Blog, 11 Juillet 2006

Jan Egeland a plaidé aujourd’hui pour le déploiement d’une force de l’ONU au Darfour. Une force qui soit capable de protéger les populations civiles contre les exactions des milices du gouvernement et, de plus en plus, des factions rebelles. Car, selon le secrétaire général adjoint aux affaires humanitaires, la situation devient "intenable".
Nicholas Kristof a aussi lancé un nouvel appel dimanche dans le New York Times : "Quand un génocide devient pire qu'un génocide"."A genocide by its nature would seem to be a rock bottom of human behavior. But in Darfur, we see a genocide that is growing worse". Depuis le début des hostilités, le célèbre chroniqueur spécialiste de la question aux Etats-Unis, demande un réel engagement de la communauté internationale pour stopper le carnage.
Fin juin, Jan Pronk a également rappelé à quel point il était urgent de déployer des casques bleus dans la région. Des casques bleus pour préserver l’accord de paix signé à Abuja qui est en train de "s’effondrer". Car, selon le représentant de Kofi Annan pour le Soudan, la population est de plus en plus hostile à cet accord entre le gouvernement et les rebelles. "The agreement does not resonate with the people of Darfur".

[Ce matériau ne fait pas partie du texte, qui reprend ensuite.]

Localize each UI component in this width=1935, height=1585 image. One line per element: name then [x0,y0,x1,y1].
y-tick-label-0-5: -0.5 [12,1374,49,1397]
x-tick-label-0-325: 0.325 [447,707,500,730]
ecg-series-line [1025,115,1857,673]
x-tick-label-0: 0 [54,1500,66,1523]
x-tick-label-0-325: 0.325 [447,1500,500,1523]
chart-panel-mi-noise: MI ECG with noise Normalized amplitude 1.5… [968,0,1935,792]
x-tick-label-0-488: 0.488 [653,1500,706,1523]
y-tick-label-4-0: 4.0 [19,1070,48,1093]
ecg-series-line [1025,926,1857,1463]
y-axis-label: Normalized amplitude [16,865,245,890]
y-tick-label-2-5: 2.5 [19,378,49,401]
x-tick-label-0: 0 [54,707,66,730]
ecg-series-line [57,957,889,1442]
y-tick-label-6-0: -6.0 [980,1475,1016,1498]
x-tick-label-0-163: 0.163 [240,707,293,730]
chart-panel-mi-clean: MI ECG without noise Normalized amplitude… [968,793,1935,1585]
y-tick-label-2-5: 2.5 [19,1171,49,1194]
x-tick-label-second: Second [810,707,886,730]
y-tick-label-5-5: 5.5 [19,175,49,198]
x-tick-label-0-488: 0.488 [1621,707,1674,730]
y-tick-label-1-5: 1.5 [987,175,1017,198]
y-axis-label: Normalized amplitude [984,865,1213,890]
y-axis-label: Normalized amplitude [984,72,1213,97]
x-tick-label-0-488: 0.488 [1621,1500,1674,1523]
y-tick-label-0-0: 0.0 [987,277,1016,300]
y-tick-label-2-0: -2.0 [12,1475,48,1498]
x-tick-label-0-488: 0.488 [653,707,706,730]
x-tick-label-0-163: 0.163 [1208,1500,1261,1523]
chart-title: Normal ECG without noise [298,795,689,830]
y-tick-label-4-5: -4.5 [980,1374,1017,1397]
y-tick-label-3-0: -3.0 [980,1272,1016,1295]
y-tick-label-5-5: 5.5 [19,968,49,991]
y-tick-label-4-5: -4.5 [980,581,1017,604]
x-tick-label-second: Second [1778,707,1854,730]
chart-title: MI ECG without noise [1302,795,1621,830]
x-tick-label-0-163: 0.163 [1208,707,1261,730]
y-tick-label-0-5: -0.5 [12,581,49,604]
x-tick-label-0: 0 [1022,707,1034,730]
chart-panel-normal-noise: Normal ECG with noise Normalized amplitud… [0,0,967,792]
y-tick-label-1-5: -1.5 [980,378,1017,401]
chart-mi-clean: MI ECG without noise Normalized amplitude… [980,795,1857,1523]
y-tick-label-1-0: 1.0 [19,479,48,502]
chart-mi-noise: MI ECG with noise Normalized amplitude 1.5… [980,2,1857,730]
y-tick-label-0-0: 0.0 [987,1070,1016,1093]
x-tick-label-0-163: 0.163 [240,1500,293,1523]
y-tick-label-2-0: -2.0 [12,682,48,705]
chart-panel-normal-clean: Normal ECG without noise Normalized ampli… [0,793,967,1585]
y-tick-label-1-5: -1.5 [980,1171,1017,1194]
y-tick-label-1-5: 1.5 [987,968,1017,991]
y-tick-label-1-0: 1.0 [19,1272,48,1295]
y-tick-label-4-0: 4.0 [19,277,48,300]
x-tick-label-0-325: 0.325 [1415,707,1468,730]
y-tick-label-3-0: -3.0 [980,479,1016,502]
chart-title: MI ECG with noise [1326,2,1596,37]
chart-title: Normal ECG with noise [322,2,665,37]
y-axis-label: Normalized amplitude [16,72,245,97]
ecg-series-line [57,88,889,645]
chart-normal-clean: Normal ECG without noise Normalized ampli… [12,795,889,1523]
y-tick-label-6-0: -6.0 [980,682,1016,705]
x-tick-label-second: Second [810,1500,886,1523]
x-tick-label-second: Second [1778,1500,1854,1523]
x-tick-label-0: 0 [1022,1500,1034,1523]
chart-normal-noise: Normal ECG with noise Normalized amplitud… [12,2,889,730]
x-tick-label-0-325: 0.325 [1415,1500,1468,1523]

Les populations déplacées aussi réclament de l’aide. Jean-Marie Guéhenno l’a confirmé en revenant d’une mission sur le terrain. Le secrétaire général adjoint aux opérations de maintien de la paix espère pouvoir déployer trois brigades, composée chacune de trois à cinq bataillons, soit 17 000 hommes, à partir du mois de janvier.
Mais Khartoum continue de s’opposer au déploiement d’une telle opération considérée comme une invasion de l’Occident. Et le Conseil de sécurité ? Il a donné son feu vert au mois de mars mais on a toujours l'impression qu'il y va à reculons.